Role Play: You Can Sit Here
To successfully nurture inclusivity in the classroom, divide the class into several groups, each with a good blend of personality types and demographics. Prearrange a handful of scenarios they can act out with a simple opening script, which requires them to improvise a decision to either include or exclude a classmate. Relevant to them might be squeezing a new student into a packed cafeteria table, creating a team for a sport that incorporates someone who has never played before, or allowing a girl to tag along on an all-boy adventure hike, or vice versa. Model how an inclusive scene would play out versus an exclusive one, and ask them to share a time they felt left out because of their own differences, or welcomed in despite them. Activities that reward inclusion like this one really flex the empathy muscle, creating better learners, and human beings.
Club Common Ground
This inclusion classroom activity may require some surveying of the students in advance of the exercise. Ask each child to complete a questionnaire that asks about their hobbies, favorite foods and programs, family structure, and benign physical attributes, such as height, hair color, or cool birthmarks. Then divide the kids up into five or six groups based on their shared characteristics, without telling them why. This activity ensures that all students are included, regardless of their differences. Ask them to list anything they all have in common, whether it be from the survey or not. The caveat is each member of the group must share that same trait, so that all are included and everyone can see what they share that they otherwise might not have noticed. As they present their conclusions, include the reasons from the survey that you grouped them, and watch as their faces light up and high-fives are instinctively exchanged.

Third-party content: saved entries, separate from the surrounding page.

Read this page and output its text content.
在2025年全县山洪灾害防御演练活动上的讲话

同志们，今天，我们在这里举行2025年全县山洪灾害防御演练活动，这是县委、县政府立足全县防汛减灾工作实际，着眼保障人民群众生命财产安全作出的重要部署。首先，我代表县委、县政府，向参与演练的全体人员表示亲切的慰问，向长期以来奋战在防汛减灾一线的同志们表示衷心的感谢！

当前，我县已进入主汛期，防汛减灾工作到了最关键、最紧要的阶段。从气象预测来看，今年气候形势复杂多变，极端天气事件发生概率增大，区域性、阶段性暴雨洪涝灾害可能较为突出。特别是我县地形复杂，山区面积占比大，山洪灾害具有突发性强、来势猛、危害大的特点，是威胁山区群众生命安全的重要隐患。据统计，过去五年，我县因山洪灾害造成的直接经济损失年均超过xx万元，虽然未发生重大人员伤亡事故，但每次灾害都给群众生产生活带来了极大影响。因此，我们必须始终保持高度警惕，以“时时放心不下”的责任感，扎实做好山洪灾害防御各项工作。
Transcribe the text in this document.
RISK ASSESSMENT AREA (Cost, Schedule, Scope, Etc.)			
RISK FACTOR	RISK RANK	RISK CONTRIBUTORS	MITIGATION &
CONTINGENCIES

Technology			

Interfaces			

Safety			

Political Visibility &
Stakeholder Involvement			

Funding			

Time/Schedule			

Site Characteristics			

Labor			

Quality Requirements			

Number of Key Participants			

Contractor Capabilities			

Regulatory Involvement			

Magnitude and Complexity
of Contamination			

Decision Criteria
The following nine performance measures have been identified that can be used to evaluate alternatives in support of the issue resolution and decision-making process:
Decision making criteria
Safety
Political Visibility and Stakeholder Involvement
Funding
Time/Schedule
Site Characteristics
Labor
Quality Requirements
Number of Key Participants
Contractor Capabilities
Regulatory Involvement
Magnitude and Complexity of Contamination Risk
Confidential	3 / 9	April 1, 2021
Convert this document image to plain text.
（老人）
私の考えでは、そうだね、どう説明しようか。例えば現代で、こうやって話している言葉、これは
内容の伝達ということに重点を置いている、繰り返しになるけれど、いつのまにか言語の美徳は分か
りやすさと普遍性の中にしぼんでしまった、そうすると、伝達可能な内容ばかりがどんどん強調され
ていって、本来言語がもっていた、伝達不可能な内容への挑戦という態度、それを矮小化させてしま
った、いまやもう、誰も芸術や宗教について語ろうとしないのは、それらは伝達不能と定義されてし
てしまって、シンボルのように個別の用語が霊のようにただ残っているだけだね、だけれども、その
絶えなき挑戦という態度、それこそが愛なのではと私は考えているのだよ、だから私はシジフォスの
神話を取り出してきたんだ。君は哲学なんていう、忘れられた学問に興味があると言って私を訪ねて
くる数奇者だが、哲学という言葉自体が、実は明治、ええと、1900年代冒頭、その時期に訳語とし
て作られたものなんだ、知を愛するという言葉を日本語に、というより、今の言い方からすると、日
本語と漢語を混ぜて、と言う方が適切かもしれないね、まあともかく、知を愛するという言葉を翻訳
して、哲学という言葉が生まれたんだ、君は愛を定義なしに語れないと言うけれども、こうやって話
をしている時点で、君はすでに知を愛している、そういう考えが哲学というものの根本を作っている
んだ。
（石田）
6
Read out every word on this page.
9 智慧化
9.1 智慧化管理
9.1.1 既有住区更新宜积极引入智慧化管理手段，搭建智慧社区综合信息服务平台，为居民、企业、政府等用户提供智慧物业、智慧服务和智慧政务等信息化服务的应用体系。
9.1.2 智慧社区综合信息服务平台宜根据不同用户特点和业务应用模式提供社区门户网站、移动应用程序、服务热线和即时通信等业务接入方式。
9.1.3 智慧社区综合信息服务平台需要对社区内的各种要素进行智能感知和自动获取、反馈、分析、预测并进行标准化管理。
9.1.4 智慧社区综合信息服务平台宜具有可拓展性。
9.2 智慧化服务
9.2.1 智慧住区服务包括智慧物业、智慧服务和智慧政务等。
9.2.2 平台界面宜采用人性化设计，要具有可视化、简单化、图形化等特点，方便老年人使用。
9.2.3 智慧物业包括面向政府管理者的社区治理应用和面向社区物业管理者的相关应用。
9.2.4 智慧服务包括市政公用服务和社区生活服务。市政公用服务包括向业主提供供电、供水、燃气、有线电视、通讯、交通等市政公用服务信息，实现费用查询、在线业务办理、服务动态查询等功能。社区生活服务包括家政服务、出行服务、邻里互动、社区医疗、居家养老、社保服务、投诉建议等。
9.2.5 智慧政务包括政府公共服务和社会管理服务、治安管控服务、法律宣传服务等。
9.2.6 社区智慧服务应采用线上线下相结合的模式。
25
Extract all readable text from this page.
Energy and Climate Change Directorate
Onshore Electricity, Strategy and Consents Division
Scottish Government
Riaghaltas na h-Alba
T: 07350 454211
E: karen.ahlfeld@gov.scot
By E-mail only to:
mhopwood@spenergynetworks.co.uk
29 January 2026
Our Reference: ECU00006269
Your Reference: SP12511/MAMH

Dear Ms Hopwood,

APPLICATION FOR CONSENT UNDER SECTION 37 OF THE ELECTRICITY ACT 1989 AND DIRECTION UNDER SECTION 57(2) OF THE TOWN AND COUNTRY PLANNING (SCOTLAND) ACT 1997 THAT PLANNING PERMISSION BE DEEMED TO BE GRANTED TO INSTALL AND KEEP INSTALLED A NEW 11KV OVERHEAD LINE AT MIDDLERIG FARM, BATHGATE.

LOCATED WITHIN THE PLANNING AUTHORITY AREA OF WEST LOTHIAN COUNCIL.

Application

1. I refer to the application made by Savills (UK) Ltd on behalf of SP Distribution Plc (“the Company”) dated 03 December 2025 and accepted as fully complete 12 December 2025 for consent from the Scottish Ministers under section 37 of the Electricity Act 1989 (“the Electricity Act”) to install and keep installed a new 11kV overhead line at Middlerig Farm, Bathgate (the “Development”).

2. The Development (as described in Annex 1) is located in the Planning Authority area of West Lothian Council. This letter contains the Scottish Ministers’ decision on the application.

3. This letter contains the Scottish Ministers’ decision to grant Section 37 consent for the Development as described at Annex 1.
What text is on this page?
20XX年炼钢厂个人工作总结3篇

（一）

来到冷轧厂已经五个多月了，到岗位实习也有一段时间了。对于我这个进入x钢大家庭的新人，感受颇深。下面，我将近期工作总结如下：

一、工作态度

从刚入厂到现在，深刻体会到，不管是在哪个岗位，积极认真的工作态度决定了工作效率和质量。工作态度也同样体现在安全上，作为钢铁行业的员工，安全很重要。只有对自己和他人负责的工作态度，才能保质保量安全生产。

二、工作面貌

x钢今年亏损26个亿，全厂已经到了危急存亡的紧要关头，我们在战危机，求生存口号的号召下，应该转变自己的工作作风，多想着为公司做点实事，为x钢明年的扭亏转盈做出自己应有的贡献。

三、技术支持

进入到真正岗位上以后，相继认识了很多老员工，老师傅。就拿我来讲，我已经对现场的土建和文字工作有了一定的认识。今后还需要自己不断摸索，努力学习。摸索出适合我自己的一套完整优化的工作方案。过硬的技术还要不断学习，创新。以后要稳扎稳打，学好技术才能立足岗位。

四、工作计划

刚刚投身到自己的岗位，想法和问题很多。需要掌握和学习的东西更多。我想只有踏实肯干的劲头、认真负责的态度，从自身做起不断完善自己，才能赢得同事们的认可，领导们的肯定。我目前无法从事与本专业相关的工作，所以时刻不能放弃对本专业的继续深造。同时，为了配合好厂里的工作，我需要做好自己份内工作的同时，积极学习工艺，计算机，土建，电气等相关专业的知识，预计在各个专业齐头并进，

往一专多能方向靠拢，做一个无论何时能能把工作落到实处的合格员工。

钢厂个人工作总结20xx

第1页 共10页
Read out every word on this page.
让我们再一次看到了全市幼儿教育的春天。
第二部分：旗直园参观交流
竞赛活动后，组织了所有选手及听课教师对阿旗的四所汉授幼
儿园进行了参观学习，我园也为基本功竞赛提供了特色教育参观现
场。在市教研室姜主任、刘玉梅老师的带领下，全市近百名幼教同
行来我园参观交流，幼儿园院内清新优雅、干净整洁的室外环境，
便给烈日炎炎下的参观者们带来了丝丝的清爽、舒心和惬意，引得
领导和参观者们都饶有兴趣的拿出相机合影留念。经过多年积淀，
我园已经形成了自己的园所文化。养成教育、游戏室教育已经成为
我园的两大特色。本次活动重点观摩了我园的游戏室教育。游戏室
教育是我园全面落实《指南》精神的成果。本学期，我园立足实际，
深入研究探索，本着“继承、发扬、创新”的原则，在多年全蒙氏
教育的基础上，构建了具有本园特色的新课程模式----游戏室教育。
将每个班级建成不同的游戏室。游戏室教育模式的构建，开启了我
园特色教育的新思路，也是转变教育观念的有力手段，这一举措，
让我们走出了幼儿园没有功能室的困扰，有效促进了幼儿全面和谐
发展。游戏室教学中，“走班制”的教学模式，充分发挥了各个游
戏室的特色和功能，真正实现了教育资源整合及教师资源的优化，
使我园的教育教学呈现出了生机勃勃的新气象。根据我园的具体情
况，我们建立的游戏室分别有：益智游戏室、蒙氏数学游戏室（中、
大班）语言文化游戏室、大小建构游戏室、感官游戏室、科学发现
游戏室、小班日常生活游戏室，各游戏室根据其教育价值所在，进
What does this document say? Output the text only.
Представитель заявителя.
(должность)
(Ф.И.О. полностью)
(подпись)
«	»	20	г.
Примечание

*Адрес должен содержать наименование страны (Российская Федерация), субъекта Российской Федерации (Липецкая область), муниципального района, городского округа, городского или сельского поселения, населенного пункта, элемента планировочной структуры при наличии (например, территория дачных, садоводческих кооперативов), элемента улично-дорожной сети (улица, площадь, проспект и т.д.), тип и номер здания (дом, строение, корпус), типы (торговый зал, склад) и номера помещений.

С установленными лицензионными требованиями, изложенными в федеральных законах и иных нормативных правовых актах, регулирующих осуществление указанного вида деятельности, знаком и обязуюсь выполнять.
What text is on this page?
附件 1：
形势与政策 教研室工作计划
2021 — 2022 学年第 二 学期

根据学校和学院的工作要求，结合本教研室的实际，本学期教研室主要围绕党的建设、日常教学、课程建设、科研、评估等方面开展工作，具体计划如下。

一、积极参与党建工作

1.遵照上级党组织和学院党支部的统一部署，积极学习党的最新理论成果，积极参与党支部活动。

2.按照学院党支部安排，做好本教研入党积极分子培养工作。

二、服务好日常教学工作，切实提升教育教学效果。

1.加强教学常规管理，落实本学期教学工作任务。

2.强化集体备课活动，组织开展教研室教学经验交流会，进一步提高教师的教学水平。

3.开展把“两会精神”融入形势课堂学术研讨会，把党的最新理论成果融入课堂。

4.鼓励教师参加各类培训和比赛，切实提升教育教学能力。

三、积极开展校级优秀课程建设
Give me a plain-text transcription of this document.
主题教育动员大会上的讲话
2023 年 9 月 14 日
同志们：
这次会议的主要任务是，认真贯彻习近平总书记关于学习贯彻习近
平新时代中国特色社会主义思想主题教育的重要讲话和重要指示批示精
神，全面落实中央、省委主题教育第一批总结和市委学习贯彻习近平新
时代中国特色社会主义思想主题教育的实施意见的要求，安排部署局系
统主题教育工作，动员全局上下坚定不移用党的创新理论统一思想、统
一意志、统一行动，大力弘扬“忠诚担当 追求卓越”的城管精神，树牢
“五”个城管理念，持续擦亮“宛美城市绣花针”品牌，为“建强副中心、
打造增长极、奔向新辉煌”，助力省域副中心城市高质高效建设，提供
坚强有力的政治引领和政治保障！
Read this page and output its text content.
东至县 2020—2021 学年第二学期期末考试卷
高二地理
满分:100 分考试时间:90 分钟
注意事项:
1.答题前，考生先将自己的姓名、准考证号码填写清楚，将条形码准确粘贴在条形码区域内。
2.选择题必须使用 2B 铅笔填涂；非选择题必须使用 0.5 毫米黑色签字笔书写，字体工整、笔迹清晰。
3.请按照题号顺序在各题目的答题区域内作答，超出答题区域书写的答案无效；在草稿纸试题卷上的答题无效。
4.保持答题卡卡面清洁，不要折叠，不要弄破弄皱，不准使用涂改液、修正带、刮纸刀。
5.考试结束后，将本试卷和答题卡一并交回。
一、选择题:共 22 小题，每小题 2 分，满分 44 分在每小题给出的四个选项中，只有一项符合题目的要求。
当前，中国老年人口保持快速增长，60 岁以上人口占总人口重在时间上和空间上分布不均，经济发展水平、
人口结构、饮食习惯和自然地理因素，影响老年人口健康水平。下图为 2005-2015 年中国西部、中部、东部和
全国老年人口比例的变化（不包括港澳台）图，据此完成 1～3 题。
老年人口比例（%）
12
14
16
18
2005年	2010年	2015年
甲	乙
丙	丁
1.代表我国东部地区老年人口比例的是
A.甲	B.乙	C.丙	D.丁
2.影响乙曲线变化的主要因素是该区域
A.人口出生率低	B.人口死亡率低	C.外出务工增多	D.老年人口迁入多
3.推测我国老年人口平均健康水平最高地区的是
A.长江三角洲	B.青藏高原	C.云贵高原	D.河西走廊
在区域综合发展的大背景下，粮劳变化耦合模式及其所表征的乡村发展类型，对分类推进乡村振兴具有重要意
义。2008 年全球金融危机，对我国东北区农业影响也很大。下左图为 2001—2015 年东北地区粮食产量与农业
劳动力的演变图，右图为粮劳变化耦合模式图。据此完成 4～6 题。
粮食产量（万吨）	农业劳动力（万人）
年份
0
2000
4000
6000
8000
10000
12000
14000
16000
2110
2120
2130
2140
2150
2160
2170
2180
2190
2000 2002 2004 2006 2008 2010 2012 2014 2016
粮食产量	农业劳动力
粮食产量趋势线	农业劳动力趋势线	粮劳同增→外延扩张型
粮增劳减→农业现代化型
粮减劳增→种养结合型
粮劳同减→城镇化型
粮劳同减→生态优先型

Building An Inclusive Classroom
Creating an inclusive classroom involves showcasing each kid as their own combination of special wows. This reminds the class that we aren’t meant to all look alike, act the same, and be capable of everything. All that is required to match within a classroom is kindness, and creating a safe place for children to truly be themselves takes input from the adults and the littlest of contributors.
Among the diversity they just might find their kindred spirit, the yin to one another’s yang, or else a surprise commonality that makes them feel included and enough. Then voila, lifelong friendships achieved. Inclusive classrooms celebrate and value the differences and unique qualities of each student, while fostering an environment where all learners can thrive and feel supported.